When the white men fled, he left behind his caricatures, these walking talking lies who are the white man’s revenge. For far too long, we have suffered them. Now, however, they are going, one by one. When Ben Ali fled Tunisia, he took his truck-loads of dollars with him. If only he had also taken his lies with him. Lies about a justice that never came, freedom which was rigged. The people of Tunisia and Egypt still have long battles ahead of them – a battle against the lies, and the walking talking lies. But the light that a man lit with his own life in Tunisia, has spread nonetheless to maydan-al-tahrir. And so far, against all odds, it only seems to spread, farther and wider. Grace has its moments and sacrifices are not all alike; some get acceptance, far and wide.
But here in the much less inspiring situation in Lahore, at the very mundane Mozang , we have just had our own fateful event – an even which tells a story, the gradually unfolding story of a tragic era.
Locked in a dungeon somewhere in Lahore, there is a murderer whose conduct bespeaks that ofhis country. I have been trained as a lawyer and hair-splitting, not generalization, is something close to my day-job. But I have my reasons for concluding that we have caught hold of a man who is a nation.

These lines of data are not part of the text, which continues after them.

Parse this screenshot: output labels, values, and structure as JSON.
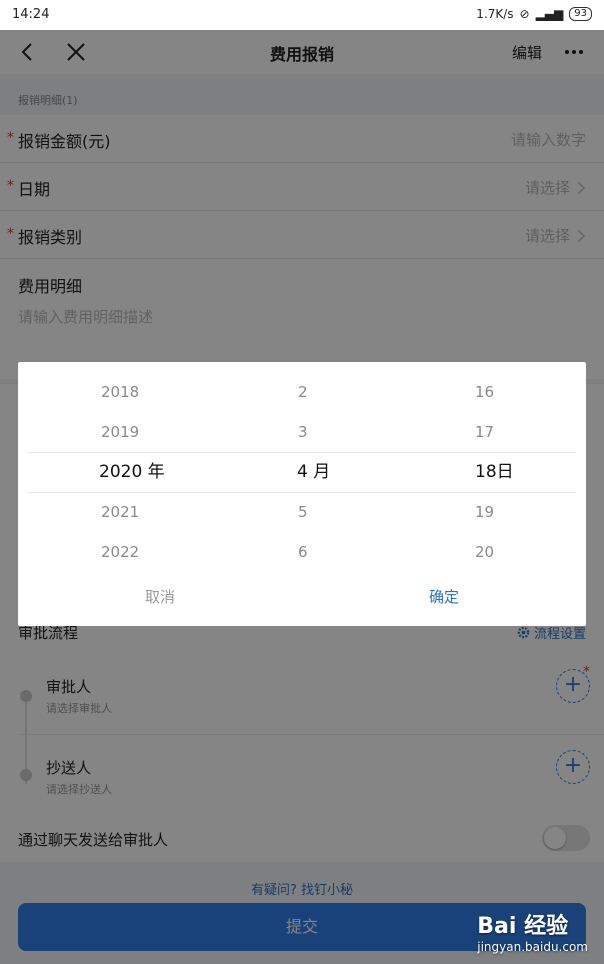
{
  "status_bar": {
    "time": "14:24",
    "net_speed": "1.7K/s",
    "battery": "93"
  },
  "nav": {
    "title": "费用报销",
    "edit_label": "编辑",
    "back_icon": "chevron-left-icon",
    "close_icon": "close-icon",
    "more_icon": "more-dots-icon"
  },
  "form": {
    "section_label": "报销明细(1)",
    "amount": {
      "label": "报销金额(元)",
      "placeholder": "请输入数字"
    },
    "date": {
      "label": "日期",
      "placeholder": "请选择"
    },
    "category": {
      "label": "报销类别",
      "placeholder": "请选择"
    },
    "detail": {
      "label": "费用明细",
      "placeholder": "请输入费用明细描述"
    }
  },
  "date_picker": {
    "years": [
      "2018",
      "2019",
      "2020 年",
      "2021",
      "2022"
    ],
    "months": [
      "2",
      "3",
      "4 月",
      "5",
      "6"
    ],
    "days": [
      "16",
      "17",
      "18日",
      "19",
      "20"
    ],
    "selected_index": 2,
    "cancel_label": "取消",
    "confirm_label": "确定"
  },
  "approval": {
    "title": "审批流程",
    "settings_label": "流程设置",
    "approver": {
      "name": "审批人",
      "hint": "请选择审批人"
    },
    "cc": {
      "name": "抄送人",
      "hint": "请选择抄送人"
    }
  },
  "notify": {
    "label": "通过聊天发送给审批人",
    "enabled": false
  },
  "help_link": "有疑问? 找钉小秘",
  "submit_label": "提交",
  "watermark": {
    "brand": "Bai 经验",
    "url": "jingyan.baidu.com"
  },
  "colors": {
    "accent": "#2b73c8",
    "required": "#e53935",
    "submit": "#2e7fe8"
  }
}
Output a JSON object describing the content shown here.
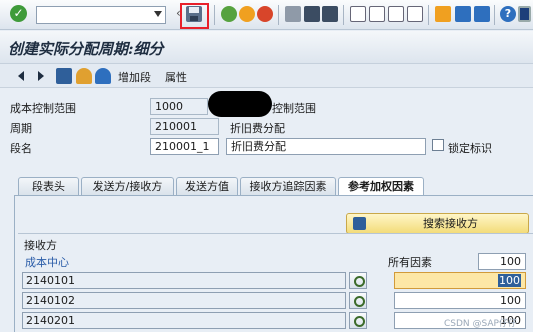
{
  "toolbar": {
    "command_value": "",
    "icons": [
      "enter-icon",
      "save-icon",
      "back-icon",
      "exit-icon",
      "cancel-icon",
      "print-icon",
      "find-icon",
      "find-next-icon",
      "first-page-icon",
      "prev-page-icon",
      "next-page-icon",
      "last-page-icon",
      "new-session-icon",
      "shortcut-icon",
      "help-icon",
      "layout-icon"
    ]
  },
  "title": "创建实际分配周期:细分",
  "app_toolbar": {
    "add_segment": "增加段",
    "attributes": "属性"
  },
  "form": {
    "controlling_area_label": "成本控制范围",
    "controlling_area_value": "1000",
    "controlling_area_desc": "控制范围",
    "cycle_label": "周期",
    "cycle_value": "210001",
    "cycle_desc": "折旧费分配",
    "segment_label": "段名",
    "segment_value": "210001_1",
    "segment_desc": "折旧费分配",
    "lock_label": "锁定标识",
    "lock_checked": false
  },
  "tabs": [
    {
      "label": "段表头",
      "active": false
    },
    {
      "label": "发送方/接收方",
      "active": false
    },
    {
      "label": "发送方值",
      "active": false
    },
    {
      "label": "接收方追踪因素",
      "active": false
    },
    {
      "label": "参考加权因素",
      "active": true
    }
  ],
  "receiver": {
    "search_button": "搜索接收方",
    "group_title": "接收方",
    "col_cost_center": "成本中心",
    "col_all_factors": "所有因素",
    "total": "100",
    "rows": [
      {
        "cost_center": "2140101",
        "factor": "100"
      },
      {
        "cost_center": "2140102",
        "factor": "100"
      },
      {
        "cost_center": "2140201",
        "factor": "100"
      }
    ]
  },
  "watermark": "CSDN @SAP仔仔"
}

Raymond Davis’ undoing was his reliance on the doctrine of pre-emptive strike. He hit those two boys because he sensed that they had weapons which they intended to use against him. It’s not that they actually intended to do so. Nor is it that they had actually done anything to provoke him into thinking like this. It’s just that they had guns, and the white man happened to see them and he didn't particularly like it. The risk was small. But it was there. And since his own life was infinitely more precious than that of anyone else around, it was better to be on the safe side. So he shot them. Noot once, not twice. More than six times. It was 'pre-emptive' self-defence, American style.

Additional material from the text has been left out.